Yaşanması beklenen olası deprem felaketinin büyük riskler doğurduğunu kaydeden Gündoğdu, yüksek katlı yapılar ve kentsel dönüşümün gerektiği gibi olmamasından yakınarak “Bu enerjide bilinçler arttı, bilinçlerle birlikte yüksek katlı binalar da artı yapı denetimler hala müteahhitlerin elinde. Bunlar olmazsa olmaz şeyler ama hala devam ediyor. Sonuçta bu bir risk. Mesela 17 Ağustos’ta doğalgaz yüzde 50 civarındaydı. Şimdi her yerde doğalgaz var. Bu da depremlerde yangın riskini arttırıyor. Bütün bu riskler arttığı için yapılan çalışmalar tabiki yapılmıyor değil.Bazı şeylerde yapılıyor ama geride kaldı. İstenilen noktada değil. Kentsel dönüşüm tek örnek. Yapılması gereken kentlerin direncini artırmak için ama istenilen noktada değil. Doğru dürüst bir tane kentsel dönüşüm örneği yok.Ben bilmiyorum çünkü kentsel dönüşüm algımız bizim bu değil, kültür meselesi. Bir sosyal donatı ve kent kültürünün yaygınlaşması meselesi. Oturup kalktığın yerin güvenliği alacak şekilde güvenli inşaat yapılmasıdır. Bu teknoloji var Türkiye de ama uygulanıyor mu uygulanmıyor mu meçhul.”diye konuştu.
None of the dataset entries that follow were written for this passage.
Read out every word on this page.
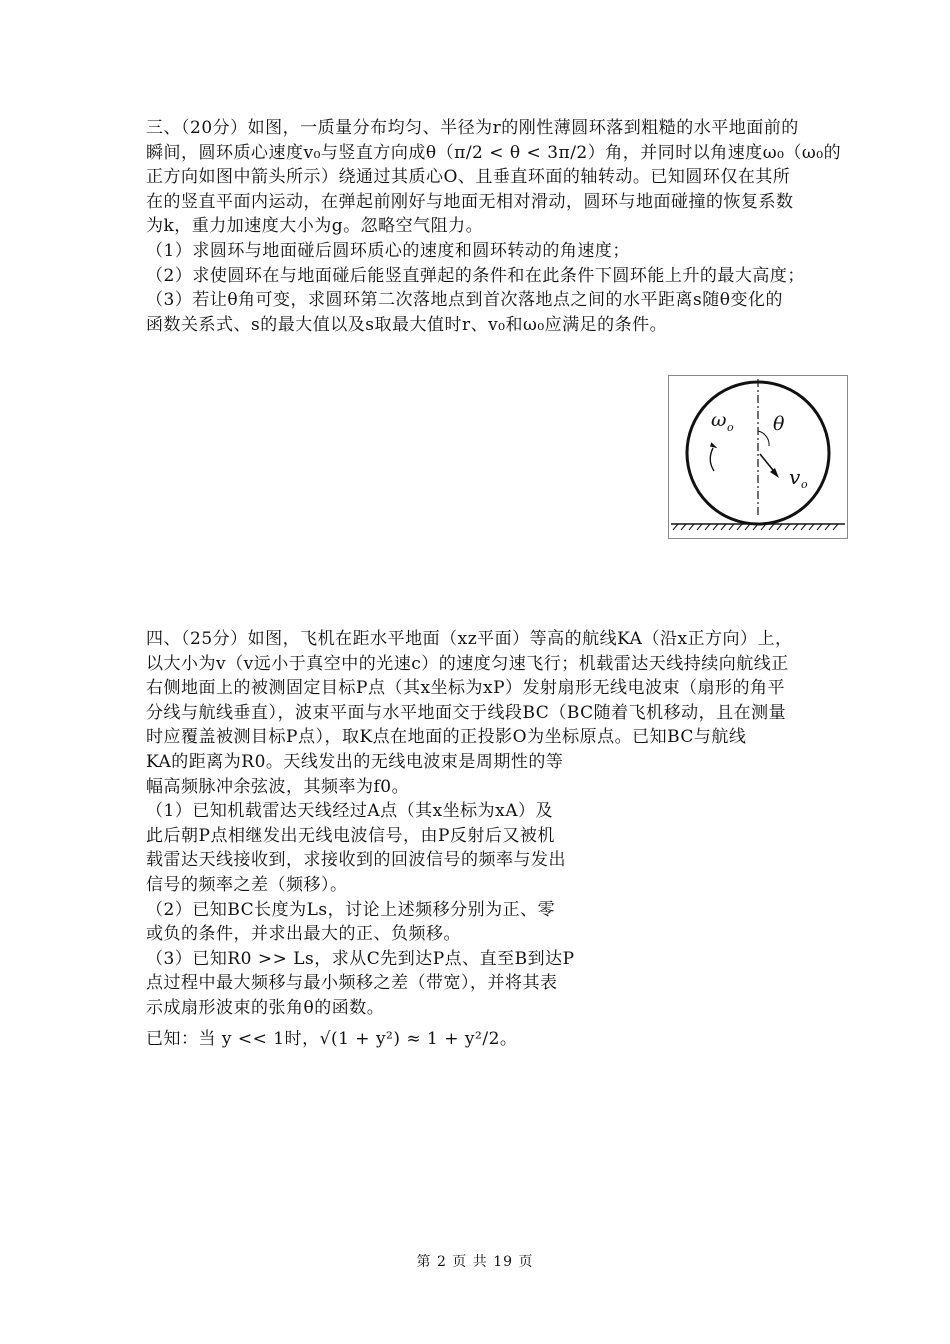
三、（20分）如图，一质量分布均匀、半径为r的刚性薄圆环落到粗糙的水平地面前的
瞬间，圆环质心速度v₀与竖直方向成θ（π/2 < θ < 3π/2）角，并同时以角速度ω₀（ω₀的
正方向如图中箭头所示）绕通过其质心O、且垂直环面的轴转动。已知圆环仅在其所
在的竖直平面内运动，在弹起前刚好与地面无相对滑动，圆环与地面碰撞的恢复系数
为k，重力加速度大小为g。忽略空气阻力。
（1）求圆环与地面碰后圆环质心的速度和圆环转动的角速度；
（2）求使圆环在与地面碰后能竖直弹起的条件和在此条件下圆环能上升的最大高度；
（3）若让θ角可变，求圆环第二次落地点到首次落地点之间的水平距离s随θ变化的
函数关系式、s的最大值以及s取最大值时r、v₀和ω₀应满足的条件。
ω o θ
v o
四、（25分）如图，飞机在距水平地面（xz平面）等高的航线KA（沿x正方向）上，
以大小为v（v远小于真空中的光速c）的速度匀速飞行；机载雷达天线持续向航线正
右侧地面上的被测固定目标P点（其x坐标为xP）发射扇形无线电波束（扇形的角平
分线与航线垂直），波束平面与水平地面交于线段BC（BC随着飞机移动，且在测量
时应覆盖被测目标P点），取K点在地面的正投影O为坐标原点。已知BC与航线
KA的距离为R0。天线发出的无线电波束是周期性的等
幅高频脉冲余弦波，其频率为f0。
（1）已知机载雷达天线经过A点（其x坐标为xA）及
此后朝P点相继发出无线电波信号，由P反射后又被机
载雷达天线接收到，求接收到的回波信号的频率与发出
信号的频率之差（频移）。
（2）已知BC长度为Ls，讨论上述频移分别为正、零
或负的条件，并求出最大的正、负频移。
（3）已知R0 >> Ls，求从C先到达P点、直至B到达P
点过程中最大频移与最小频移之差（带宽），并将其表
示成扇形波束的张角θ的函数。
已知：当 y << 1时，√(1 + y²) ≈ 1 + y²/2。
第 2 页 共 19 页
“Eğitime ve kültüre ihtiyaç var”
Büyük depremler sonrasında insanlarda yeterli bilincin oluşmadığını kaydeden Gündoğdu, “Bunu söylemek çok zor. Neden halk bu kadar bilgisiz denirse hemen derya gibi bir kapı açılır. Halk nasıl bilgi sahibi olacak? Bu bilinci kim verecek? Hangi bilinci verecekler? Amerika’nın şemasının bilincini mi, yoksa Japonya’nın bilincini mi? Onların hiçbiri bizim deprem kültürümüze uymuyor.Deprem kültürü de zaten olmadığı için sorun oluşuyor. Bunun için eğitime ihtiyaç var, kültüre ihtiyaç var. Bizim insanımız eğitimi sevmez, o yüzden yeteceği kadar, alabildiği kadar vermek gerekiyor.”dedi.